“Partly. And partly about myself. I want to do something, Mrs. Valentine. I can drive a car, but not very well. I don't know a thing about the engine. And I can nurse a little. I like nursing.”

Audrey studied her face. It seemed to her sad beyond words that this young girl, who should have had only happiness, was facing the horrors of what would probably be a long war. It was the young who paid the price of war, in death, in empty years. Already the careless gayety of their lives was gone. For the dream futures they had planned they had now to substitute long waiting; for happiness, service.

“The Red Cross is going to send canteen workers to France. You might do that.”

“If I only could! But I can't leave mother. Not entirely. Father is going. He wants to go and fight, but I'm afraid they won't take him. He'll go as a chaplain, anyhow. But he's perfectly helpless, you know. Mother says she is going to tie his overshoes around his neck.”

“I'll see if I can think of something for you, Delight. There's one thing in my mind. There are to be little houses built in all the new training-camps for officers, and they are to be managed by women. They are to serve food—sandwiches and coffee, I think. They may be even more pretentious.

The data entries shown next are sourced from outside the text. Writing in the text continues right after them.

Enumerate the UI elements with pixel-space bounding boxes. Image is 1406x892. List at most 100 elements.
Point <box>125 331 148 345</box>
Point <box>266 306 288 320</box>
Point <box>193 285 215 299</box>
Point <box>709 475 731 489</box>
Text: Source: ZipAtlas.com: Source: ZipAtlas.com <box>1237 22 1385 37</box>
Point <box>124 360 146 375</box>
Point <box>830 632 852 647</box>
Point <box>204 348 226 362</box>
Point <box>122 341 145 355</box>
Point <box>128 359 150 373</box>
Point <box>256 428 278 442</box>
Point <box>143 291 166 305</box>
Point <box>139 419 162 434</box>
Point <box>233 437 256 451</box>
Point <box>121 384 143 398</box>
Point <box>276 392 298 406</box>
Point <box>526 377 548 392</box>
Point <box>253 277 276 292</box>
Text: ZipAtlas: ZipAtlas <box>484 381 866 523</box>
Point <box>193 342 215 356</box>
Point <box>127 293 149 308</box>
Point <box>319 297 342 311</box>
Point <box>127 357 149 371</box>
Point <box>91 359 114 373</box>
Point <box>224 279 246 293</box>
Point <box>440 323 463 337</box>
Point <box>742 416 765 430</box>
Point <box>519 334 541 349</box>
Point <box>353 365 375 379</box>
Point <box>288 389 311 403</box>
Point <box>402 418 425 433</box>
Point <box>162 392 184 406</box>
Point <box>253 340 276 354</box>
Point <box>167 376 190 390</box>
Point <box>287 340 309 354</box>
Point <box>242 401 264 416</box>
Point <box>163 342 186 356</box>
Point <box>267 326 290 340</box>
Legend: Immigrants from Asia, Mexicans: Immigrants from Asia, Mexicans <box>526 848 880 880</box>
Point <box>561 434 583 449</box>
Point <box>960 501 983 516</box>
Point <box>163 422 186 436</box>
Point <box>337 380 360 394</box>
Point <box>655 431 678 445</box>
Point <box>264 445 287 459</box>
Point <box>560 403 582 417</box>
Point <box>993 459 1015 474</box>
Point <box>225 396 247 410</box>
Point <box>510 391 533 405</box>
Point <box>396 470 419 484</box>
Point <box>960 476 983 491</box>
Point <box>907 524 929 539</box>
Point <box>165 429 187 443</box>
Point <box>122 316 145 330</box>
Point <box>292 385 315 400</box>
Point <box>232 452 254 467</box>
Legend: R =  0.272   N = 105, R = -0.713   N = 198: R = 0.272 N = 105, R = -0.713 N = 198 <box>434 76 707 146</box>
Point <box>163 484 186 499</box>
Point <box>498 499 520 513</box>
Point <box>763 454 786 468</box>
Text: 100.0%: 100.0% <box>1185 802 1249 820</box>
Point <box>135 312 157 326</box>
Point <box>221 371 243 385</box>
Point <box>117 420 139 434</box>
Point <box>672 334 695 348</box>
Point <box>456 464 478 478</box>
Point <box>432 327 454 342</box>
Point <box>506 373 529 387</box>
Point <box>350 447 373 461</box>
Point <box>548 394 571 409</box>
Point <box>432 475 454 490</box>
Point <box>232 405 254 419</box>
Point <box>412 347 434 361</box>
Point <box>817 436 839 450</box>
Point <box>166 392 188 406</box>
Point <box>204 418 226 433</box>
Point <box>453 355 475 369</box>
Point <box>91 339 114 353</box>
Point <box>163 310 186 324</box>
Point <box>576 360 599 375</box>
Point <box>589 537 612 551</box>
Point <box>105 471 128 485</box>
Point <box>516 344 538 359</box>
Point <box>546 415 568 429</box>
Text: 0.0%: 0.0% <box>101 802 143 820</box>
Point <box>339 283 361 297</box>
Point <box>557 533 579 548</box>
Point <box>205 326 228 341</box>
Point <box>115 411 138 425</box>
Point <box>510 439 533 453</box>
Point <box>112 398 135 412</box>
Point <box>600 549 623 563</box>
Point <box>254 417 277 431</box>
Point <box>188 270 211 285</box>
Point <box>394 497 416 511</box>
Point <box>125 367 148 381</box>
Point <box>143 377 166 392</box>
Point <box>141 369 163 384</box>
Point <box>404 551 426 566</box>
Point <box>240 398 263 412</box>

I don't know, but I'll find out.”

“I'll do anything,” said Delight, and got up. It was then that Audrey realized that there was something more to the visit than had appeared, for Delight, ready to go, hesitated.

“There is something else, Mrs. Valentine,” she said, rather slowly. “What would you do if a young man wanted to go into the service, and somebody held him back?”

“His own people?”

“His mother. And—a girl.”

“I would think the army is well off without him.”